The result was no consensus. This is now a redirect so any discussion on its deletion should take place on WP:RFD (non-admin closure) Ron Ritzman (talk) 00:59, 15 April 2009 (UTC)[reply]
- List of generations, 1900-present (edit | talk | history | protect | delete | links | watch | logs | views) (delete) – (View log)
These terms are inherently loosely and inconsistently defined by authors who use them, and there is no source that establishes them as a concrete and cohesive series as purported by this article. The sources given do not meet WP:RS as reliable sources, and in any event references can't be used to back up these definitions because, as I said, different references use different definitions, or else they concede that the boundaries are vague. —Largo Plazo (talk) 20:44, 6 April 2009 (UTC)[reply]
- Note: This debate has been included in the list of Lists of people-related deletion discussions. -- I'mperator 22:10, 6 April 2009 (UTC)[reply]
These generations do not have clear boundaries, no, but generally speaking, they last around 15 years and average in those spans. —Preceding unsigned comment added by Pwnera (talk • contribs) 22:43, 6 April 2009 (UTC)[reply]
- Update: The author found there was already an article called List of generations and redirected his article there, which is fine. (He also then deleted the contents of that article and redirected it to another article he created, called List of cultural generations, 1900 to present. I wrote to him to tell him about article duplication and about deleting existing material. Then I restored the previous List of generations and his redirected title to it.) —Largo Plazo (talk) 01:40, 7 April 2009 (UTC)[reply]
- Comment These articles have long been a problem, because there are a number of overlapping terms, with various incompatible definitions.

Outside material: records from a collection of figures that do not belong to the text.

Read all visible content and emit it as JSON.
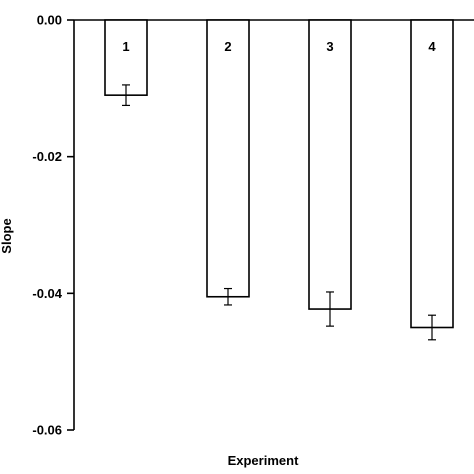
{
  "chart_data": {
    "type": "bar",
    "title": "",
    "xlabel": "Experiment",
    "ylabel": "Slope",
    "ylim": [
      -0.06,
      0.0
    ],
    "yticks": [
      0.0,
      -0.02,
      -0.04,
      -0.06
    ],
    "ytick_labels": [
      "0.00",
      "-0.02",
      "-0.04",
      "-0.06"
    ],
    "grid": false,
    "legend": "none",
    "categories": [
      "1",
      "2",
      "3",
      "4"
    ],
    "values": [
      -0.011,
      -0.0405,
      -0.0423,
      -0.045
    ],
    "errors": [
      0.0015,
      0.0012,
      0.0025,
      0.0018
    ],
    "colors": {
      "bar_fill": "#ffffff",
      "stroke": "#000000"
    }
  }
}
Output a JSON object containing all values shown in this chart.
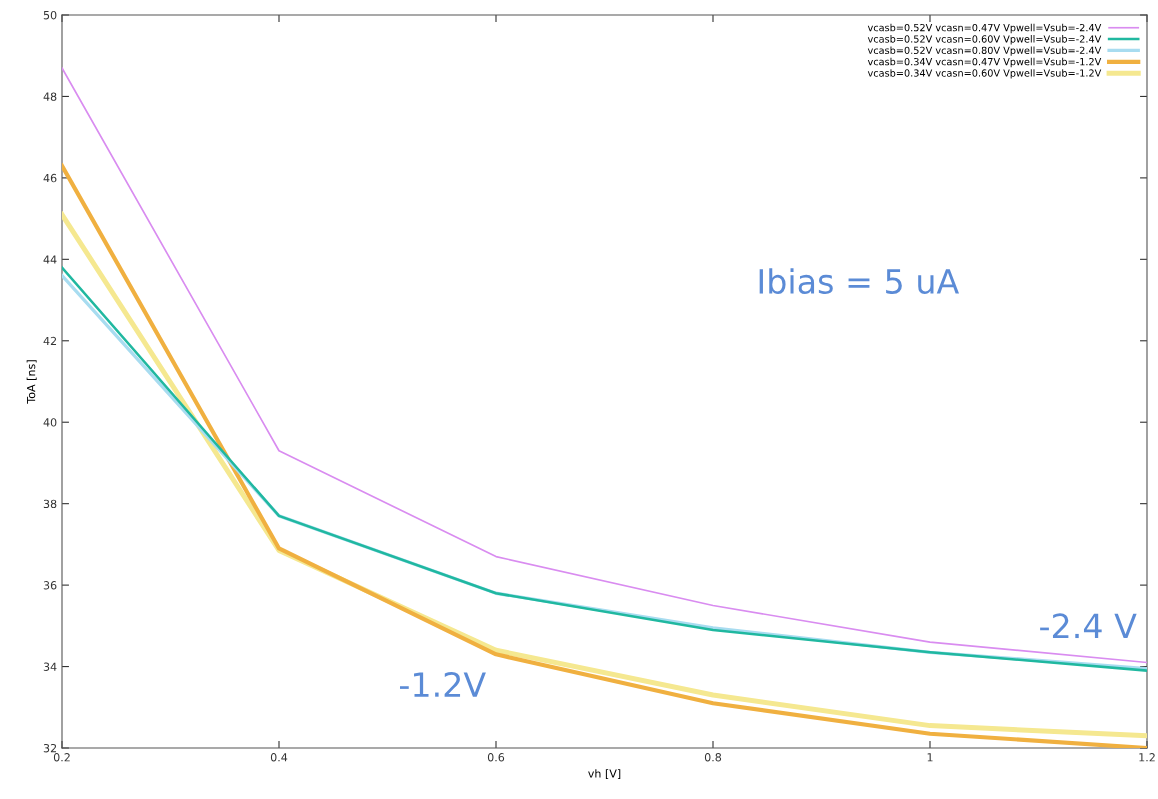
{
  "chart_data": {
    "type": "line",
    "xlabel": "vh [V]",
    "ylabel": "ToA [ns]",
    "x": [
      0.2,
      0.4,
      0.6,
      0.8,
      1.0,
      1.2
    ],
    "series": [
      {
        "name": "vcasb=0.52V vcasn=0.47V Vpwell=Vsub=-2.4V",
        "color": "#d98cf0",
        "values": [
          48.7,
          39.3,
          36.7,
          35.5,
          34.6,
          34.1
        ]
      },
      {
        "name": "vcasb=0.52V vcasn=0.60V Vpwell=Vsub=-2.4V",
        "color": "#20b8a0",
        "values": [
          43.8,
          37.7,
          35.8,
          34.9,
          34.35,
          33.9
        ]
      },
      {
        "name": "vcasb=0.52V vcasn=0.80V Vpwell=Vsub=-2.4V",
        "color": "#a8dcf0",
        "values": [
          43.6,
          37.7,
          35.8,
          34.95,
          34.35,
          33.95
        ]
      },
      {
        "name": "vcasb=0.34V vcasn=0.47V Vpwell=Vsub=-1.2V",
        "color": "#f0b040",
        "values": [
          46.3,
          36.9,
          34.3,
          33.1,
          32.35,
          32.0
        ]
      },
      {
        "name": "vcasb=0.34V vcasn=0.60V Vpwell=Vsub=-1.2V",
        "color": "#f5e890",
        "values": [
          45.1,
          36.85,
          34.4,
          33.3,
          32.55,
          32.3
        ]
      }
    ],
    "xlim": [
      0.2,
      1.2
    ],
    "ylim": [
      32,
      50
    ],
    "xticks": [
      0.2,
      0.4,
      0.6,
      0.8,
      {
        "value": 1.0,
        "label": "1"
      },
      1.2
    ],
    "yticks": [
      32,
      34,
      36,
      38,
      40,
      42,
      44,
      46,
      48,
      50
    ],
    "annotations": [
      "Ibias = 5 uA",
      "-2.4 V",
      "-1.2V"
    ],
    "legend": "top right",
    "grid": false,
    "marker": "none",
    "line_style": "solid"
  }
}
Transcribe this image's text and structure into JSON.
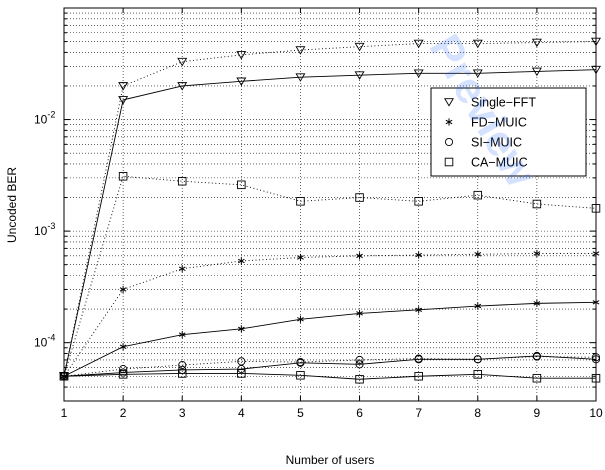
{
  "chart_data": {
    "type": "line",
    "xlabel": "Number of users",
    "ylabel": "Uncoded BER",
    "x": [
      1,
      2,
      3,
      4,
      5,
      6,
      7,
      8,
      9,
      10
    ],
    "xlim": [
      1,
      10
    ],
    "ylim": [
      3e-05,
      0.1
    ],
    "yscale": "log",
    "x_tick_labels": [
      "1",
      "2",
      "3",
      "4",
      "5",
      "6",
      "7",
      "8",
      "9",
      "10"
    ],
    "y_tick_labels": [
      {
        "base": "10",
        "exp": "-4",
        "value": 0.0001
      },
      {
        "base": "10",
        "exp": "-3",
        "value": 0.001
      },
      {
        "base": "10",
        "exp": "-2",
        "value": 0.01
      }
    ],
    "grid": true,
    "legend_position": "right",
    "series": [
      {
        "name": "Single−FFT",
        "marker": "triangle-down",
        "dotted": [
          5e-05,
          0.02,
          0.033,
          0.038,
          0.042,
          0.045,
          0.048,
          0.048,
          0.049,
          0.05
        ],
        "solid": [
          5e-05,
          0.015,
          0.02,
          0.022,
          0.024,
          0.025,
          0.026,
          0.026,
          0.027,
          0.028
        ]
      },
      {
        "name": "FD−MUIC",
        "marker": "asterisk",
        "dotted": [
          5e-05,
          0.0003,
          0.00046,
          0.00054,
          0.00058,
          0.0006,
          0.00061,
          0.00062,
          0.00063,
          0.00063
        ],
        "solid": [
          5e-05,
          9.2e-05,
          0.000118,
          0.000133,
          0.000162,
          0.000183,
          0.000197,
          0.000213,
          0.000225,
          0.00023
        ]
      },
      {
        "name": "SI−MUIC",
        "marker": "circle",
        "dotted": [
          5e-05,
          5.8e-05,
          6.3e-05,
          6.8e-05,
          6.7e-05,
          7e-05,
          7.2e-05,
          7.1e-05,
          7.5e-05,
          7.4e-05
        ],
        "solid": [
          5e-05,
          5.4e-05,
          5.7e-05,
          5.8e-05,
          6.6e-05,
          6.4e-05,
          7.1e-05,
          7.1e-05,
          7.6e-05,
          7.1e-05
        ]
      },
      {
        "name": "CA−MUIC",
        "marker": "square",
        "dotted": [
          5e-05,
          0.0031,
          0.0028,
          0.0026,
          0.00185,
          0.002,
          0.00185,
          0.0021,
          0.00175,
          0.0016
        ],
        "solid": [
          5e-05,
          5.2e-05,
          5.3e-05,
          5.3e-05,
          5.1e-05,
          4.7e-05,
          5e-05,
          5.2e-05,
          4.8e-05,
          4.8e-05
        ]
      }
    ],
    "colors": {
      "line": "#000000",
      "grid": "#000000",
      "background": "#ffffff"
    }
  },
  "watermark": {
    "text": "Preview",
    "color": "#1565ff"
  }
}
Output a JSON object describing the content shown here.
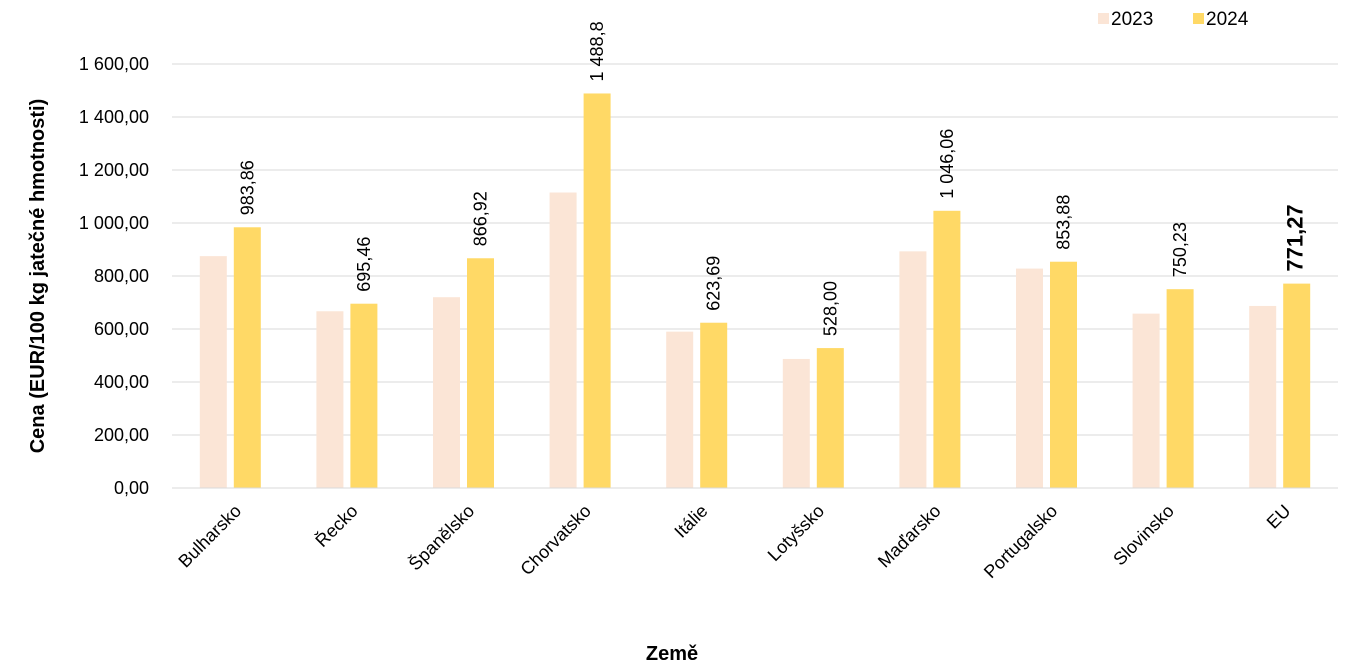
{
  "chart_data": {
    "type": "bar",
    "title": "",
    "xlabel": "Země",
    "ylabel": "Cena (EUR/100 kg jatečné hmotnosti)",
    "ylim": [
      0,
      1600
    ],
    "yticks": [
      "0,00",
      "200,00",
      "400,00",
      "600,00",
      "800,00",
      "1 000,00",
      "1 200,00",
      "1 400,00",
      "1 600,00"
    ],
    "grid": true,
    "legend_position": "top-right",
    "categories": [
      "Bulharsko",
      "Řecko",
      "Španělsko",
      "Chorvatsko",
      "Itálie",
      "Lotyšsko",
      "Maďarsko",
      "Portugalsko",
      "Slovinsko",
      "EU"
    ],
    "series": [
      {
        "name": "2023",
        "color": "#fbe5d6",
        "values": [
          875,
          667,
          720,
          1115,
          590,
          487,
          893,
          828,
          658,
          687
        ]
      },
      {
        "name": "2024",
        "color": "#ffd966",
        "values": [
          983.86,
          695.46,
          866.92,
          1488.8,
          623.69,
          528.0,
          1046.06,
          853.88,
          750.23,
          771.27
        ],
        "labels": [
          "983,86",
          "695,46",
          "866,92",
          "1 488,8",
          "623,69",
          "528,00",
          "1 046,06",
          "853,88",
          "750,23",
          "771,27"
        ],
        "bold_label_index": 9
      }
    ]
  }
}
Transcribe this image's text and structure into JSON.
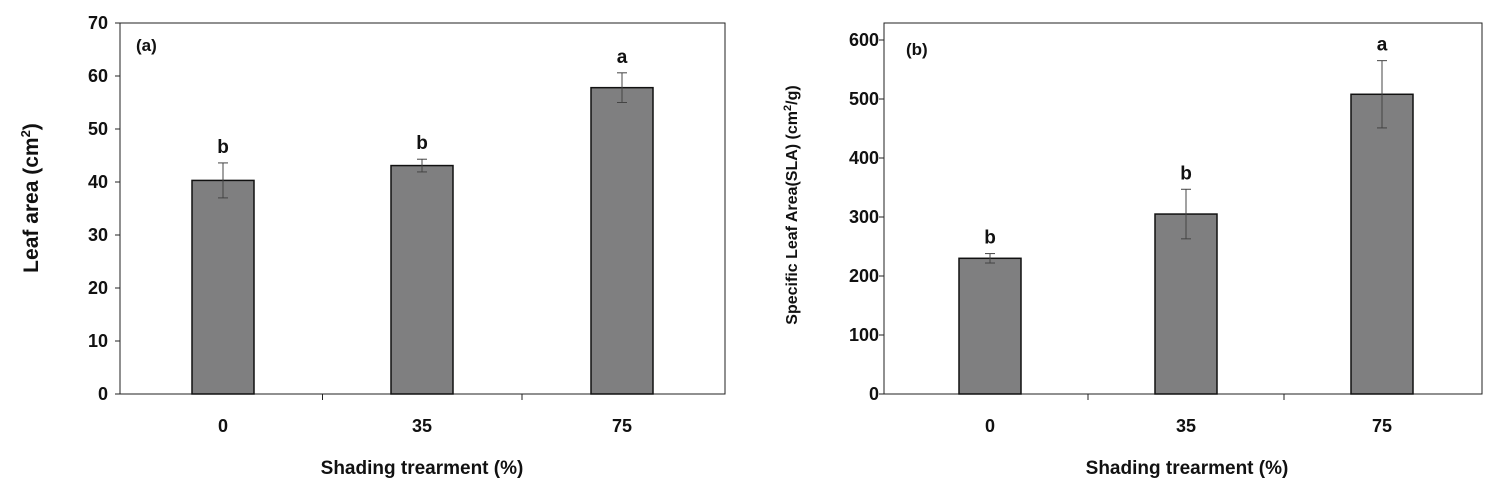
{
  "chart_data": [
    {
      "type": "bar",
      "panel_label": "(a)",
      "categories": [
        "0",
        "35",
        "75"
      ],
      "values": [
        40.3,
        43.1,
        57.8
      ],
      "errors": [
        3.3,
        1.2,
        2.8
      ],
      "significance": [
        "b",
        "b",
        "a"
      ],
      "xlabel": "Shading trearment (%)",
      "ylabel": "Leaf area (cm",
      "ylabel_sup": "2",
      "ylabel_end": ")",
      "ylim": [
        0,
        70
      ],
      "yticks": [
        "0",
        "10",
        "20",
        "30",
        "40",
        "50",
        "60",
        "70"
      ],
      "bar_color": "#7f7f80",
      "grid": false
    },
    {
      "type": "bar",
      "panel_label": "(b)",
      "categories": [
        "0",
        "35",
        "75"
      ],
      "values": [
        230,
        305,
        508
      ],
      "errors": [
        8,
        42,
        57
      ],
      "significance": [
        "b",
        "b",
        "a"
      ],
      "xlabel": "Shading trearment (%)",
      "ylabel": "Specific  Leaf Area(SLA) (cm",
      "ylabel_sup": "2",
      "ylabel_end": "/g)",
      "ylim": [
        0,
        600
      ],
      "yticks": [
        "0",
        "100",
        "200",
        "300",
        "400",
        "500",
        "600"
      ],
      "bar_color": "#7f7f80",
      "grid": false
    }
  ]
}
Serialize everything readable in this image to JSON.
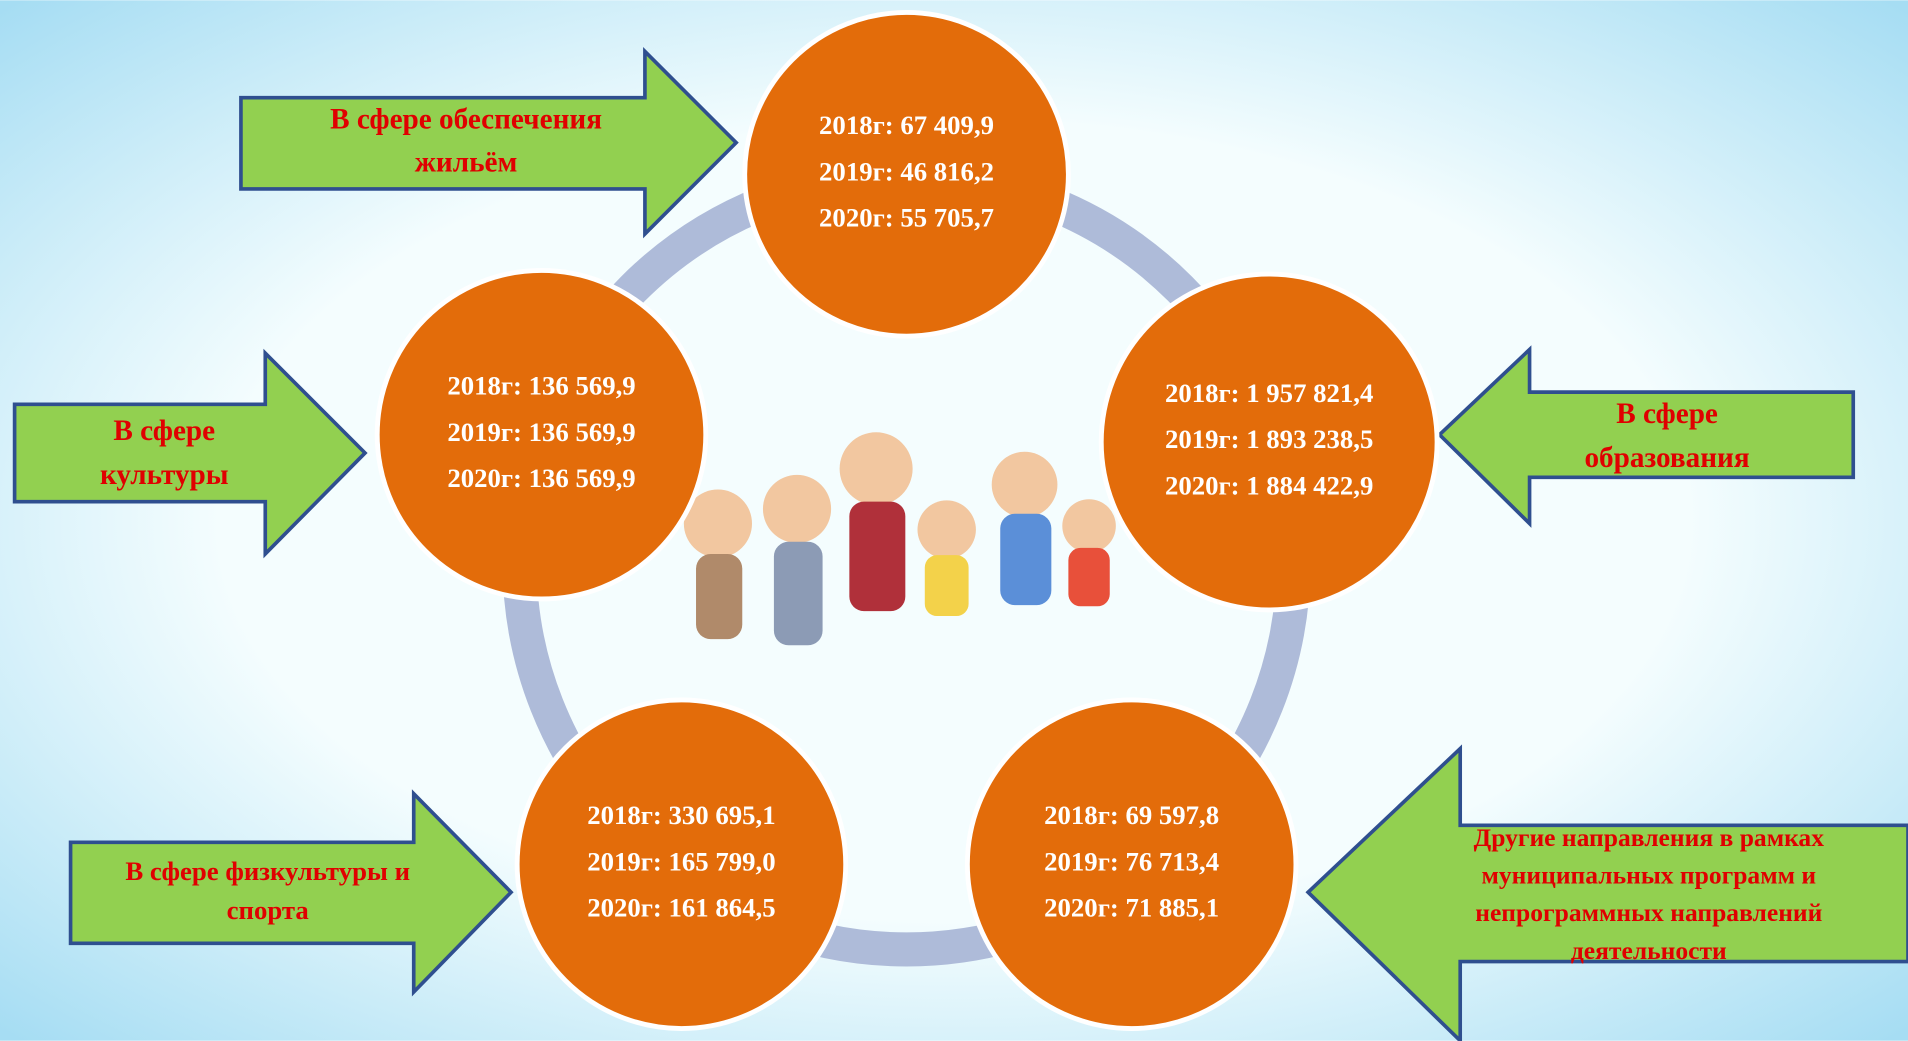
{
  "sectors": [
    {
      "label": [
        "В сфере обеспечения",
        "жильём"
      ],
      "lines": [
        "2018г: 67 409,9",
        "2019г: 46 816,2",
        "2020г: 55 705,7"
      ]
    },
    {
      "label": [
        "В сфере",
        "культуры"
      ],
      "lines": [
        "2018г: 136 569,9",
        "2019г: 136 569,9",
        "2020г: 136 569,9"
      ]
    },
    {
      "label": [
        "В сфере",
        "образования"
      ],
      "lines": [
        "2018г: 1 957 821,4",
        "2019г: 1 893 238,5",
        "2020г: 1 884 422,9"
      ]
    },
    {
      "label": [
        "В сфере физкультуры и",
        "спорта"
      ],
      "lines": [
        "2018г: 330 695,1",
        "2019г: 165 799,0",
        "2020г: 161 864,5"
      ]
    },
    {
      "label": [
        "Другие направления в рамках",
        "муниципальных программ и",
        "непрограммных направлений",
        "деятельности"
      ],
      "lines": [
        "2018г: 69 597,8",
        "2019г: 76 713,4",
        "2020г: 71 885,1"
      ]
    }
  ]
}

But all of them are used, and need discussion. The attempts of some writers to make a formal scheme of them is only one way of thinking of them. DGG (talk) 21:26, 7 April 2009 (UTC)[reply]
- Keep They do not have to have absolutely determinative and clear boundaries. Neither does the Bermuda Triangle:"The boundaries of the Triangle vary with the author". These "generations" have been recognized by scholars and by writers for major magazines as a way of characterizing how, say, children born to WW2 veterans (Baby Boomers) were different in their values or career paths from those born years later, such as the "Generation X." Edison (talk) 22:12, 7 April 2009 (UTC)[reply]
- I wasn't arguing that the terms aren't worthy of discussion. I was arguing that the author's attempt to write an article that holds them out as a systematically and objectively defined, lockstep series is invalid. But as I noted above, it doesn't matter now, because it turns out an article covering this topic already existed, so this one is now a redirection to that one. No merger was called for because the new article had no new information. —Largo Plazo (talk) 22:41, 7 April 2009 (UTC)[reply]
- Relisted to generate a more thorough discussion so consensus may be reached.
Please add new comments below this notice. Thanks, MBisanz talk 00:16, 11 April 2009 (UTC)[reply]
- Weak delete As this is now a redirect it is doing little harm. This is definitely NOT a reflection on List of generations (which would be a strong keep). Mark Hurd (talk) 16:36, 13 April 2009 (UTC)[reply]
- The above discussion is preserved as an archive of the debate. Please do not modify it. Subsequent comments should be made on the appropriate discussion page (such as the article's talk page or in a deletion review). No further edits should be made to this page.